High in the mountains of the Cévennes is the plateau of Vivarais-Lignon. It is a cold, inhospitable place, covered for four months of the year in deep snow. Its isolated villages have for centuries been the refuge of persecuted Protestants: Huguenots at first, and then unusual sects whose lifestyles resemble the Amish or the Plymouth Brethren.

In the early years of the last century, the area’s pure mountain air began to attract summer tourists. By the start of the second world war, there were nine hotels to accommodate them in the village of Le Chambon alone. Albert Camus went there, to help him recover from tuber­culosis, and to write La Peste: he found it “a handsome country, a little sombre”. André Gide disliked its moroseness and “Calvinist rigidity”.

These very qualities contributed to the success of the remote plateau in providing a refuge for Jewish children escaping from Nazi persecution. Virtually inaccessible in winter, it was not a gossipy place. Its people were earnest and taciturn, modest and discreet. Led by several charismatic preachers, they stressed the importance of the Old Testament, obviously a point of contact for Jewish people. And they had become used to providing for seasonal visitors. By the end of the war, the plateau had helped to save roughly 800 Jews from the death camps, more than had any other comparable French region.

Village of Secrets: Defying the Nazis in Vichy France
By Caroline Moorehead, Chatto & Windus, RRP £20, 384 pages

In Village of Secrets, Caroline Moorehead digs deep among the roots of this story. With the insistence on accuracy that characterises her work as a biographer and a journalist, she has discovered several personal diaries and travelled the world to find survivors, most of them with very long memories.

The result is compelling and authoritative, if often harrowing. Statistics become characters we learn to worry for, generally with good reason. Wherever Moorehead can, she gives names, and precise information. She writes about the 49th convoy, for instance, which took away more than 50 octogenarians, as well as tiny children, dragged from their mothers’ arms: she names just one, little Sylvie Mancker, who was gassed on arrival at Auschwitz, on her first birthday.

She also details the myths that grew up afterwards. People claimed that the crimes of the Vichy government were the responsibility of only a few traitors; that this one village saved 5,000 people; that the pacifist pastor André Trocmé was the supreme hero of the hour. Yad Vashem, Israel’s centre for Holocaust remembrance, honoured him on all 11 of the most important sites of “Les Justes” in France.
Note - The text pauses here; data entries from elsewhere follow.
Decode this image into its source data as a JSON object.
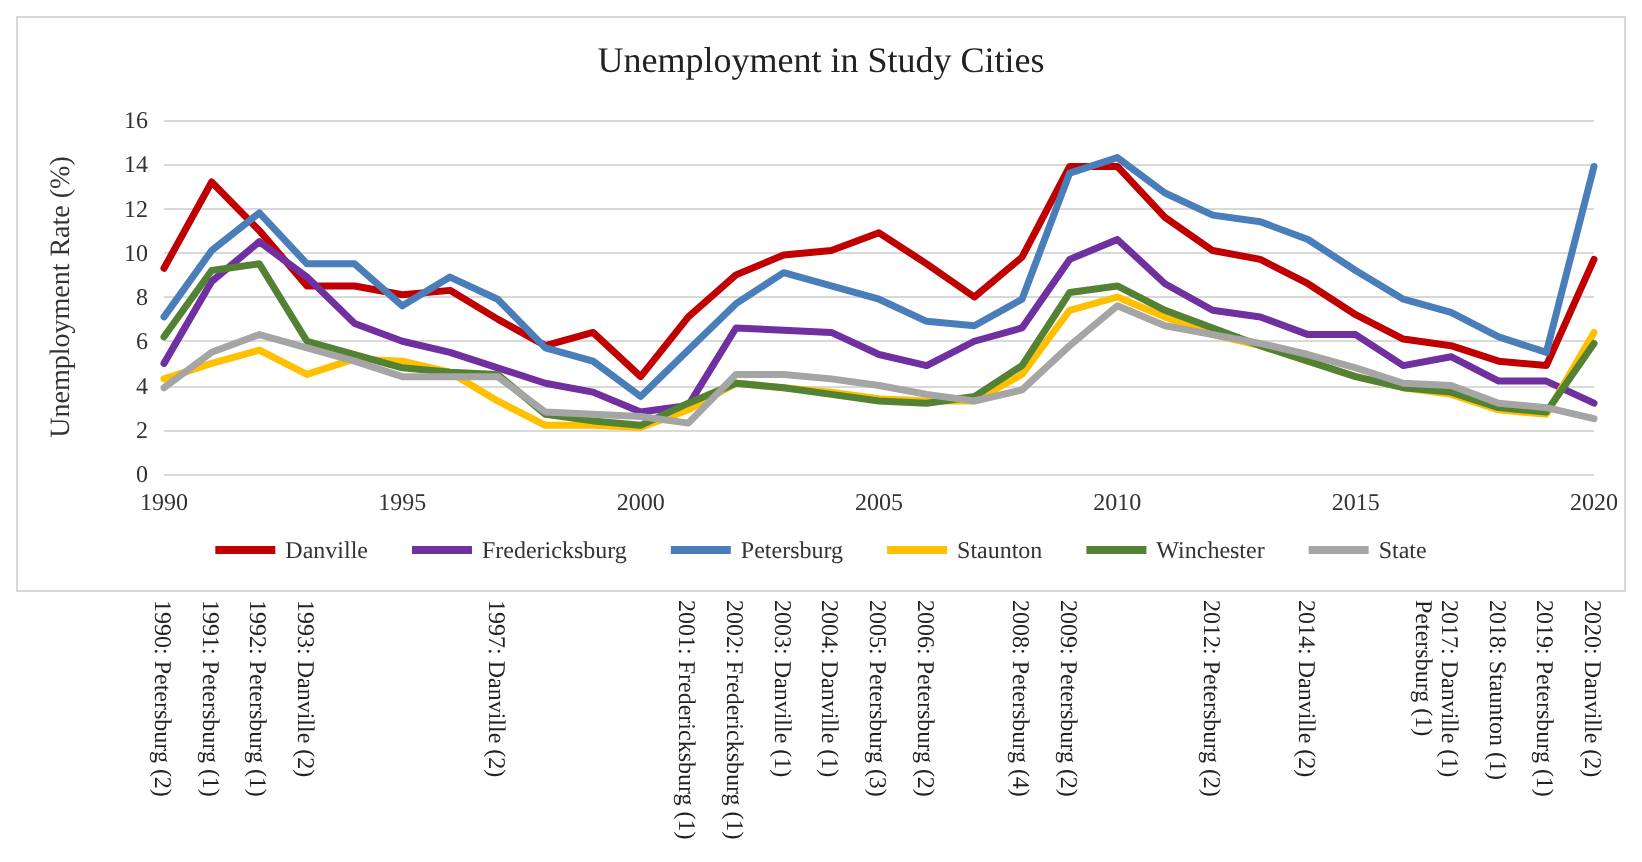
{
  "chart_data": {
    "type": "line",
    "title": "Unemployment in Study Cities",
    "ylabel": "Unemployment Rate (%)",
    "x": [
      1990,
      1991,
      1992,
      1993,
      1994,
      1995,
      1996,
      1997,
      1998,
      1999,
      2000,
      2001,
      2002,
      2003,
      2004,
      2005,
      2006,
      2007,
      2008,
      2009,
      2010,
      2011,
      2012,
      2013,
      2014,
      2015,
      2016,
      2017,
      2018,
      2019,
      2020
    ],
    "series": [
      {
        "name": "Danville",
        "color": "#c00000",
        "values": [
          9.3,
          13.2,
          11.0,
          8.5,
          8.5,
          8.1,
          8.3,
          7.0,
          5.8,
          6.4,
          4.4,
          7.1,
          9.0,
          9.9,
          10.1,
          10.9,
          9.5,
          8.0,
          9.8,
          13.9,
          13.9,
          11.6,
          10.1,
          9.7,
          8.6,
          7.2,
          6.1,
          5.8,
          5.1,
          4.9,
          9.7
        ]
      },
      {
        "name": "Fredericksburg",
        "color": "#7030a0",
        "values": [
          5.0,
          8.7,
          10.5,
          8.9,
          6.8,
          6.0,
          5.5,
          4.8,
          4.1,
          3.7,
          2.8,
          3.1,
          6.6,
          6.5,
          6.4,
          5.4,
          4.9,
          6.0,
          6.6,
          9.7,
          10.6,
          8.6,
          7.4,
          7.1,
          6.3,
          6.3,
          4.9,
          5.3,
          4.2,
          4.2,
          3.2
        ]
      },
      {
        "name": "Petersburg",
        "color": "#4a7ebb",
        "values": [
          7.1,
          10.1,
          11.8,
          9.5,
          9.5,
          7.6,
          8.9,
          7.9,
          5.7,
          5.1,
          3.5,
          5.6,
          7.7,
          9.1,
          8.5,
          7.9,
          6.9,
          6.7,
          7.9,
          13.6,
          14.3,
          12.7,
          11.7,
          11.4,
          10.6,
          9.2,
          7.9,
          7.3,
          6.2,
          5.5,
          13.9
        ]
      },
      {
        "name": "Staunton",
        "color": "#ffc000",
        "values": [
          4.3,
          5.0,
          5.6,
          4.5,
          5.2,
          5.1,
          4.6,
          3.3,
          2.2,
          2.2,
          2.1,
          2.9,
          4.1,
          3.9,
          3.7,
          3.4,
          3.3,
          3.3,
          4.5,
          7.4,
          8.0,
          7.1,
          6.3,
          5.8,
          5.1,
          4.4,
          3.9,
          3.6,
          2.9,
          2.7,
          6.4
        ]
      },
      {
        "name": "Winchester",
        "color": "#548235",
        "values": [
          6.2,
          9.2,
          9.5,
          6.0,
          5.4,
          4.8,
          4.6,
          4.5,
          2.7,
          2.4,
          2.2,
          3.2,
          4.1,
          3.9,
          3.6,
          3.3,
          3.2,
          3.5,
          4.9,
          8.2,
          8.5,
          7.4,
          6.6,
          5.8,
          5.1,
          4.4,
          3.9,
          3.7,
          3.0,
          2.8,
          5.9
        ]
      },
      {
        "name": "State",
        "color": "#a5a5a5",
        "values": [
          3.9,
          5.5,
          6.3,
          5.7,
          5.1,
          4.4,
          4.4,
          4.4,
          2.8,
          2.7,
          2.6,
          2.3,
          4.5,
          4.5,
          4.3,
          4.0,
          3.6,
          3.3,
          3.8,
          5.8,
          7.6,
          6.7,
          6.3,
          5.9,
          5.4,
          4.8,
          4.1,
          4.0,
          3.2,
          3.0,
          2.5
        ]
      }
    ],
    "xlim": [
      1990,
      2020
    ],
    "xticks": [
      1990,
      1995,
      2000,
      2005,
      2010,
      2015,
      2020
    ],
    "ylim": [
      0,
      16
    ],
    "yticks": [
      0,
      2,
      4,
      6,
      8,
      10,
      12,
      14,
      16
    ],
    "grid": "y",
    "legend": "bottom",
    "marker": "none",
    "line_style": "solid",
    "annotations": [
      "1990: Petersburg (2)",
      "1991: Petersburg (1)",
      "1992: Petersburg (1)",
      "1993: Danville (2)",
      "1997: Danville (2)",
      "2001: Fredericksburg (1)",
      "2002: Fredericksburg (1)",
      "2003: Danville (1)",
      "2004: Danville (1)",
      "2005: Petersburg (3)",
      "2006: Petersburg (2)",
      "2008: Petersburg (4)",
      "2009: Petersburg (2)",
      "2012: Petersburg (2)",
      "2014: Danville (2)",
      "2017: Danville (1) Petersburg (1)",
      "2018: Staunton (1)",
      "2019: Petersburg (1)",
      "2020: Danville (2)"
    ]
  }
}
The truth is more complicated. People all over the plateau, of several religions and none, also helped the refugees, and many disagreed with Trocmé’s pacifism. The Vichy government was so disgracefully eager to help the Nazis deport Jews that it went even beyond their execrable demands. And once Vichy fell in 1942 and the whole of France came under direct German control, the situation worsened. We know about the many heroes of the Résistance and the Special Operations Executive but less of their opponents, the murderous band of French thugs and villains, petty gangsters and fanatics grouped loosely together as the Milice française, who energetically assisted the Gestapo in their hunt for Jews.

But nothing, of course, was black and white. As news of the atrocities filtered through, many in authority, German as well as French, began to help, and the plateau became a place of unusual safety, especially in winter. The “visitors” were sent to school with the local children, and many impressive teachers, themselves often refugees, shielded them from the anxiety and grief of the war.
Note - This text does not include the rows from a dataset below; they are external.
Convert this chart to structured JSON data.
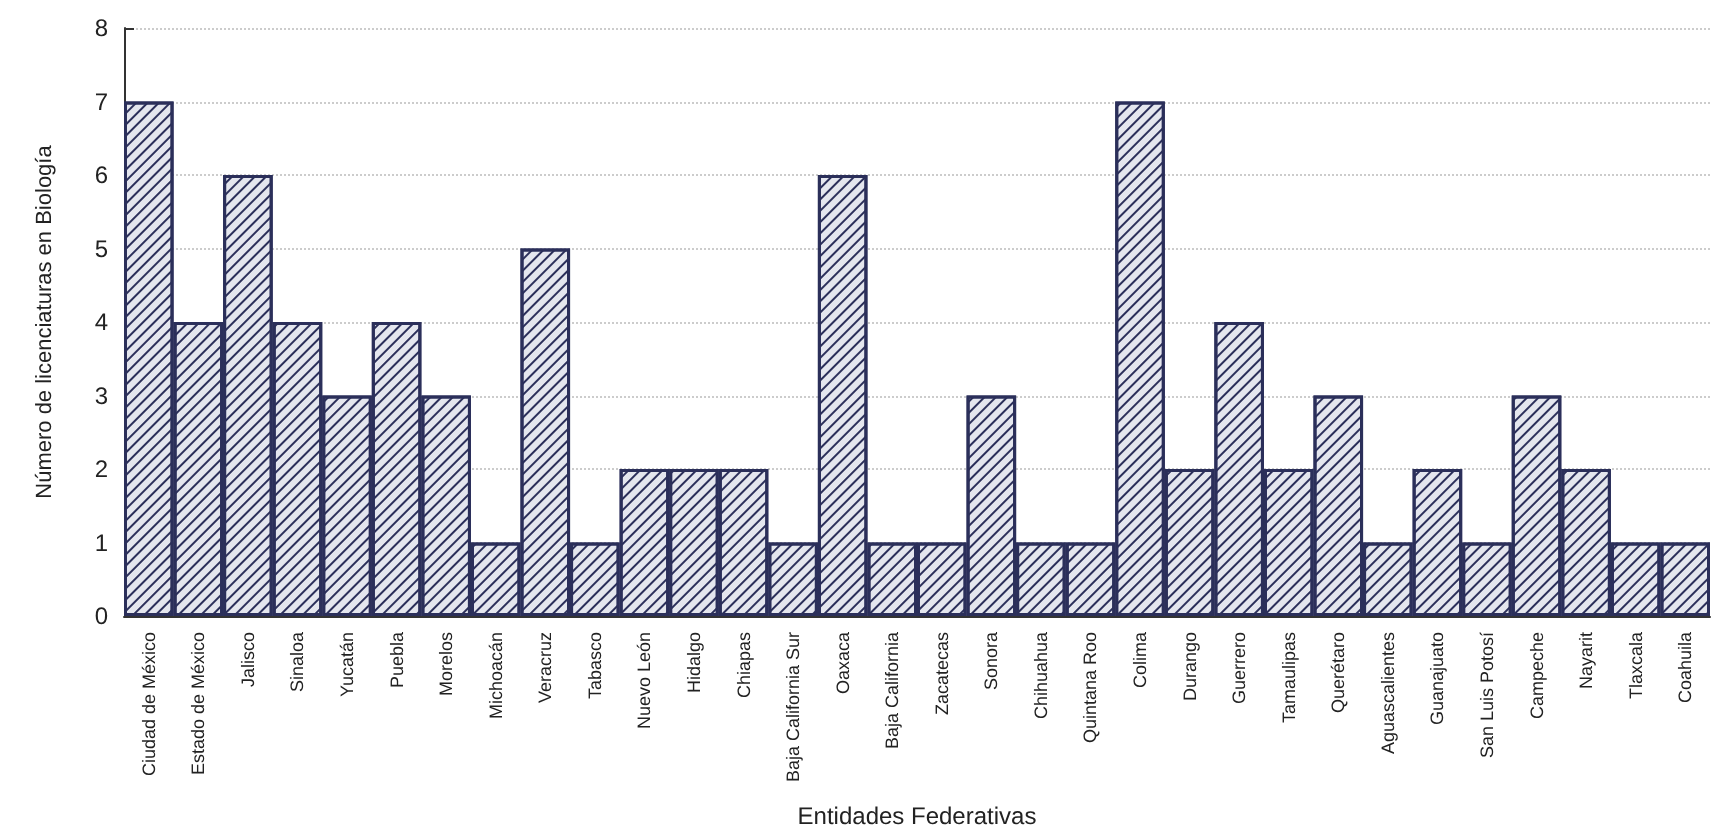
{
  "chart_data": {
    "type": "bar",
    "xlabel": "Entidades Federativas",
    "ylabel": "Número de licenciaturas en Biología",
    "categories": [
      "Ciudad de México",
      "Estado de México",
      "Jalisco",
      "Sinaloa",
      "Yucatán",
      "Puebla",
      "Morelos",
      "Michoacán",
      "Veracruz",
      "Tabasco",
      "Nuevo León",
      "Hidalgo",
      "Chiapas",
      "Baja California Sur",
      "Oaxaca",
      "Baja California",
      "Zacatecas",
      "Sonora",
      "Chihuahua",
      "Quintana Roo",
      "Colima",
      "Durango",
      "Guerrero",
      "Tamaulipas",
      "Querétaro",
      "Aguascalientes",
      "Guanajuato",
      "San Luis Potosí",
      "Campeche",
      "Nayarit",
      "Tlaxcala",
      "Coahuila"
    ],
    "values": [
      7,
      4,
      6,
      4,
      3,
      4,
      3,
      1,
      5,
      1,
      2,
      2,
      2,
      1,
      6,
      1,
      1,
      3,
      1,
      1,
      7,
      2,
      4,
      2,
      3,
      1,
      2,
      1,
      3,
      2,
      1,
      1
    ],
    "color": "#2b2f5a",
    "ylim": [
      0,
      8
    ],
    "yticks": [
      0,
      1,
      2,
      3,
      4,
      5,
      6,
      7,
      8
    ],
    "grid": "y"
  }
}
With the thaw, they became more vulnerable to raids: a system of signals provoked their speedy removal to concealed hide-outs until the immediate crisis was over. There was precious little food, and foraging became a necessity, but nobody starved. A brilliant forger worked night and day to provide them with false papers, and several managed to cross the mountains into Switzerland.

Latterly, Moorehead writes, there has been an emphasis on “minimising collaborators and celebrating resisters”. She sets that record straight. In the wake of the Dreyfus affair, France had been famously accommodating towards minorities but everything was to change. By interning Jews in appalling camps, by “identifying, gathering, earmarking and preparing them”, Vichy “had made it far easier for the Germans to do their work”. Moorehead maintains that, outside Nazi Germany itself, France had become the most anti-Semitic nation in Europe.

At the end, Moorehead returns to the plateau, where a museum has just opened in the old school. The new mayor of Le Chambon hopes that it will remind tourists and visiting schoolchildren that there were, even during those terrible years, “places where people were decent”.